The overhead speaker should have a coverage angle of at least 50° or 3 dB down @ 25° off-axis.
There is an assortment of height speakers at different price options to choose from depending on your budget. There are cheap, mid-range, and high-end options depending on the build quality with compromises being made for cheaper products.
On average, a decent pair of Atmos speakers cost around $500. Some can go as low as $100 or as high as $1000+ per pair.
For great performance buy, mid-range or high-end speakers. Avoid fancy speakers if the cost can’t justify the gains.
Dipole vs Bi-pole speakers for Atmos
Most height speakers are direct radiating (monopole speakers) that are aimed at the listening area. Monopole speakers are ideal for larger theater rooms (over 5000m3).
On the flip side, focused overhead audio can be distracting in a smaller room. Here, you can opt for dipole (bi-directional out of phase) or bipole (bi-directional in phase) speakers to diffuse the sound for uniform SPL coverage.
Bipole speakers are omnidirectional with 2 driver arrays pointed in opposite directions but wired in phase. They also spread the sound information into the listening area and are great as Atmos speakers for smaller rooms with lower ceilings.
Meanwhile, dipole speakers have 2 driver arrays wired out of phase but are unsuitable for Atmos playback as they don’t provide uniform coverage. They have a null zone (cancellation zone) which does not support localization. At the null zone, the sound pressure level (SPL) drops by a significant 8 to 10 decibels due to interference.
Dolby Atmos speaker placement
Speaker placement has the biggest impact on Atmos’ performance and should be optimized for accurate playback as intended by the mixer.
Let’s face it, some rooms are better suited for Atmos than others. Your room may neither be ideal nor proportional thus, you should adapt speaker placement to the room’s proportions.
The guidelines provided by Dolby for Atmos placement are intended for a single seating position and may not be practical if you have multiple seats or for practical reasons such as doors, windows and fire pits and so on that may inhibit optimal placement.
With this in mind, I will explain how to adapt placement to your specific needs.
General placement guidelines;
- Don’t be close to any of the speakers which can make it a louder dominant source and shift the soundstage.
- The seating area should be evenly covered by the speakers for the tonal balance of objects as they move in the sound field.
- If possible, all the speakers should be aimed at the seating area.
- The speaker’s placement position should not conflict with its suggested direction. Rear speakers should not be perceived in the front nor should right speakers be perceived to the left.

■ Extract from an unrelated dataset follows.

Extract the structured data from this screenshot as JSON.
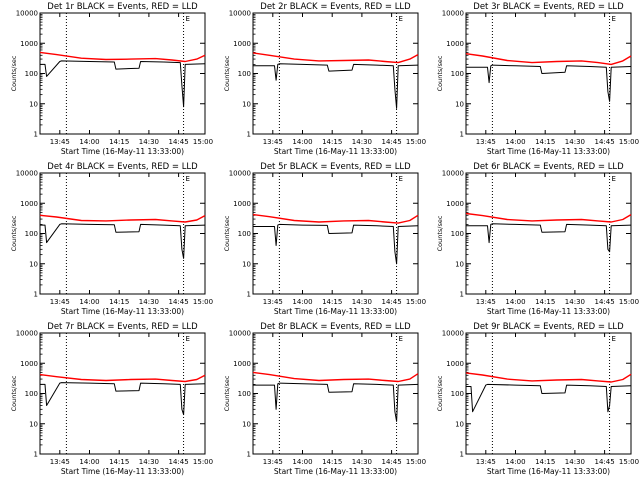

- During placement, don’t ignore the entire listening area’s shape (area containing the listeners’ heads). Have a clear line of sight from all speakers to all listening positions.
- For adequate angular separation think of placement in terms of angles.
Before mounting/placing the height effects speakers, ensure the base-level speakers are well placed.
The front speakers (LCR) are used as the reference point for the placement of surround and height speakers.
Place the center channel speaker (C) on your screen’s centerline (center front reference). The center front reference is an imaginary line in the middle of your screen and cuts through the main listening position.
The front left and right speakers (LR) should be as close as possible to the screen edges.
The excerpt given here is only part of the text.